By Doug Macron
About a year and a half after its founding, siRNA delivery firm Qualiber has secured a $30,000 low-interest loan from the North Carolina Biotechnology Center to help it with non-scientific startup activities.
Advancing its technology, however, will require additional funding, and the company hopes that an ongoing technology-evaluation deal with a bigger partner will translate into a full-fledged collaboration and provide partnership revenues.
Qualiber was spun out of the University of North Carolina, Chapel Hill, to commercialize a drug-delivery technology developed by company co-founder and UNC researcher Leaf Huang.
The technology as originally developed was comprised of a protamine/DNA/siRNA core surrounded by two cationic lipid layers. According to a grant Huang received from the National Cancer Institute earlier this year, when the nanoparticles were incubated with a polyethylene glycol-phospholipid conjugate, the outer bilayer was stripped off, but the inner bilayer survived with a high degree of pegylation.
“The densely packed surface PEG formed a brush protection layer to shield the cationic charges of the nanoparticles and reduced opsonization by serum proteins,” the grant's abstract notes. “The result was a very low degree of uptake by the liver and the spleen, and a very high level of tumor uptake” that was facilitated by the addition of targeting ligands.
Despite their effective delivery to tumors, the nanoparticles failed to deliver their payloads effectively, with most of the siRNAs sequestered in endosomes, according to Qualiber President and CEO Anil Goyal.
Huang then discovered that complexing the siRNA with calcium phosphate rather than protamine could sidestep this problem, Goyal told Gene Silencing News. In experiments in Huang's lab, the calcium phosphate dissolved within the acidic environment of the endosome, increasing osmotic pressure and causing it to burst, thereby releasing the siRNA payload.
“The shorter the siRNA is in the endosome, the less likely it is to get degraded,” he said. By using the new approach, dubbed lipid-coated calcium phosphate, or LCP, “we are delivering more effectively most of the siRNA to the cytoplasm.”
In a paper published in early 2009, Huang and colleagues demonstrated that this approach could silence 70 percent of luciferase activity in cultured tumor cells and about 50 percent of luciferase activity in a xenograft model, with negligible toxicity.
Qualiber has followed up on these findings, and Goyal said that the company has been able to achieve tumor-growth inhibition in vivo using “20-fold less siRNA than what has been reported by other investigators in the space.”
Specifically, in a mouse model of lung cancer, the company halted tumor growth using siRNAs against three targets — HDM2, c-Myc, and VEGF — at doses as low as 0.36 mg/kg with the LCP technology, he said. Importantly, the LCPs appear to avoid the liver and spleen, with about 95 percent of the particles ending up in tumor tissue.

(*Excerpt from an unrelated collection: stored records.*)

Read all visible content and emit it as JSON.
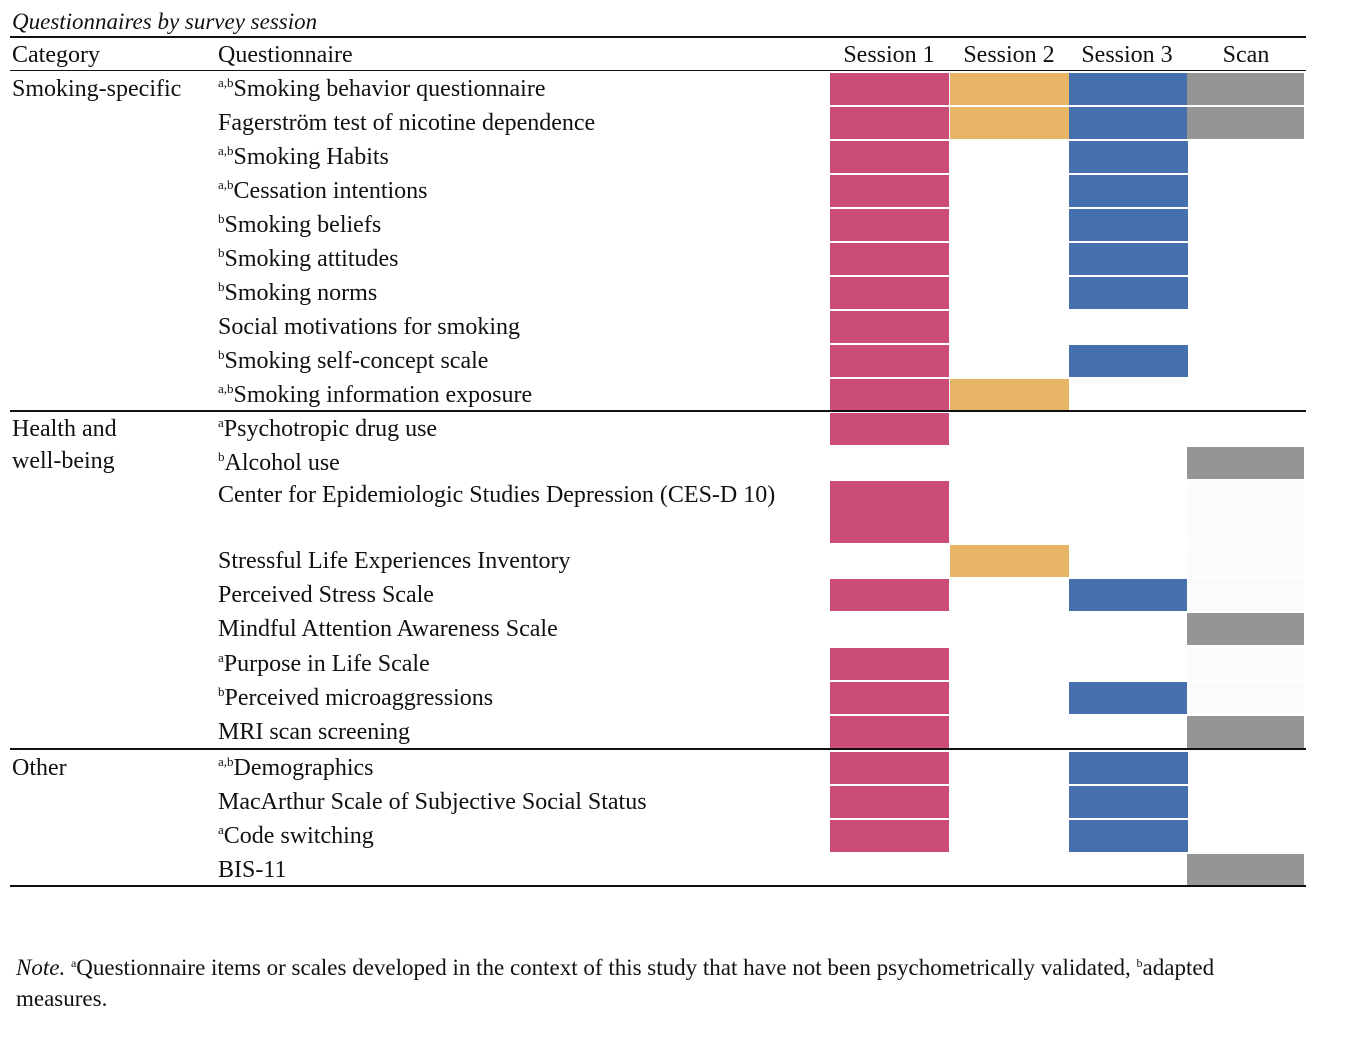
{
  "caption": "Questionnaires by survey session",
  "headers": {
    "category": "Category",
    "questionnaire": "Questionnaire",
    "sessions": [
      "Session 1",
      "Session 2",
      "Session 3",
      "Scan"
    ]
  },
  "colors": {
    "session1": "#cc4c78",
    "session2": "#e7b565",
    "session3": "#4670ad",
    "scan": "#959595",
    "faint": "#fbfbfb"
  },
  "groups": [
    {
      "category": "Smoking-specific",
      "rows": [
        {
          "sup": "a,b",
          "label": "Smoking behavior questionnaire",
          "marks": [
            1,
            1,
            1,
            1
          ]
        },
        {
          "sup": "",
          "label": "Fagerström test of nicotine dependence",
          "marks": [
            1,
            1,
            1,
            1
          ]
        },
        {
          "sup": "a,b",
          "label": "Smoking Habits",
          "marks": [
            1,
            0,
            1,
            0
          ]
        },
        {
          "sup": "a,b",
          "label": "Cessation intentions",
          "marks": [
            1,
            0,
            1,
            0
          ]
        },
        {
          "sup": "b",
          "label": "Smoking beliefs",
          "marks": [
            1,
            0,
            1,
            0
          ]
        },
        {
          "sup": "b",
          "label": "Smoking attitudes",
          "marks": [
            1,
            0,
            1,
            0
          ]
        },
        {
          "sup": "b",
          "label": "Smoking norms",
          "marks": [
            1,
            0,
            1,
            0
          ]
        },
        {
          "sup": "",
          "label": "Social motivations for smoking",
          "marks": [
            1,
            0,
            0,
            0
          ]
        },
        {
          "sup": "b",
          "label": "Smoking self-concept scale",
          "marks": [
            1,
            0,
            1,
            0
          ]
        },
        {
          "sup": "a,b",
          "label": "Smoking information exposure",
          "marks": [
            1,
            1,
            0,
            0
          ]
        }
      ]
    },
    {
      "category": "Health and well-being",
      "rows": [
        {
          "sup": "a",
          "label": "Psychotropic drug use",
          "marks": [
            1,
            0,
            0,
            0
          ]
        },
        {
          "sup": "b",
          "label": "Alcohol use",
          "marks": [
            0,
            0,
            0,
            1
          ]
        },
        {
          "sup": "",
          "label": "Center for Epidemiologic Studies Depression (CES-D 10)",
          "marks": [
            1,
            0,
            0,
            0
          ]
        },
        {
          "sup": "",
          "label": "Stressful Life Experiences Inventory",
          "marks": [
            0,
            1,
            0,
            0
          ]
        },
        {
          "sup": "",
          "label": "Perceived Stress Scale",
          "marks": [
            1,
            0,
            1,
            0
          ]
        },
        {
          "sup": "",
          "label": "Mindful Attention Awareness Scale",
          "marks": [
            0,
            0,
            0,
            1
          ]
        },
        {
          "sup": "a",
          "label": "Purpose in Life Scale",
          "marks": [
            1,
            0,
            0,
            0
          ]
        },
        {
          "sup": "b",
          "label": "Perceived microaggressions",
          "marks": [
            1,
            0,
            1,
            0
          ]
        },
        {
          "sup": "",
          "label": "MRI scan screening",
          "marks": [
            1,
            0,
            0,
            1
          ]
        }
      ]
    },
    {
      "category": "Other",
      "rows": [
        {
          "sup": "a,b",
          "label": "Demographics",
          "marks": [
            1,
            0,
            1,
            0
          ]
        },
        {
          "sup": "",
          "label": "MacArthur Scale of Subjective Social Status",
          "marks": [
            1,
            0,
            1,
            0
          ]
        },
        {
          "sup": "a",
          "label": "Code switching",
          "marks": [
            1,
            0,
            1,
            0
          ]
        },
        {
          "sup": "",
          "label": "BIS-11",
          "marks": [
            0,
            0,
            0,
            1
          ]
        }
      ]
    }
  ],
  "note": {
    "label": "Note.",
    "sup_a": "a",
    "text_a": "Questionnaire items or scales developed in the context of this study that have not been psychometrically validated, ",
    "sup_b": "b",
    "text_b": "adapted measures."
  }
}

With these data in hand, Qualiber has already found one company interested in evaluating the delivery approach using its own siRNAs against cancer-related targets, and is in discussion with “several” others about similar arrangements, Goyal said.
“We will get a little bit of funding … [through these] evaluation agreements,” he noted. “Once we pass that work, I would anticipate we actually sit down and work out a larger collaboration where we become one of the delivery solutions they pursue in their [drug]-development path.”
Importantly, possible collaborations will provide Qualiber with funding to get its in-house, non-RNAi programs underway — something that is particularly needed given the difficulty the company has had securing venture capital investment.
He noted that the company was making progress with investors last year until the RNAi field was rocked when two high-profile pharmas, Pfizer and Roche, decided to stop work on the technology (GSN 11/18/2010 & 2/3/2011).
“We're still trying to recover from that to get [venture capital] investors interested,” Goyal said. VCs “are willing to invest in existing portfolio companies that are working in the [RNAi] field … but new company investment has been very difficult.”
The low-interest loan from the North Carolina Biotechnology Center will buy Qualiber some breathing room, but notably it cannot be used for scientific purposes, such as the salaries of researchers. The company hopes to secure a small business innovation research grant from the National Institutes of Health to enable it to hire its first in-house scientist in the near future, he added.
Should Qualiber be able to find an RNAi partner for the LCP approach, it hopes to then begin work on using the technology to deliver small-molecule chemotherapeutics as part of its internal drug-delivery programs.
“We are not trying to be an siRNA company,” Goyal said. “There would be a lot of expertise we would need to build that is already present at big pharma and existing RNAi companies. We are happy to be on the delivery end of things [for RNAi] and build a [drug-development] business with small molecules."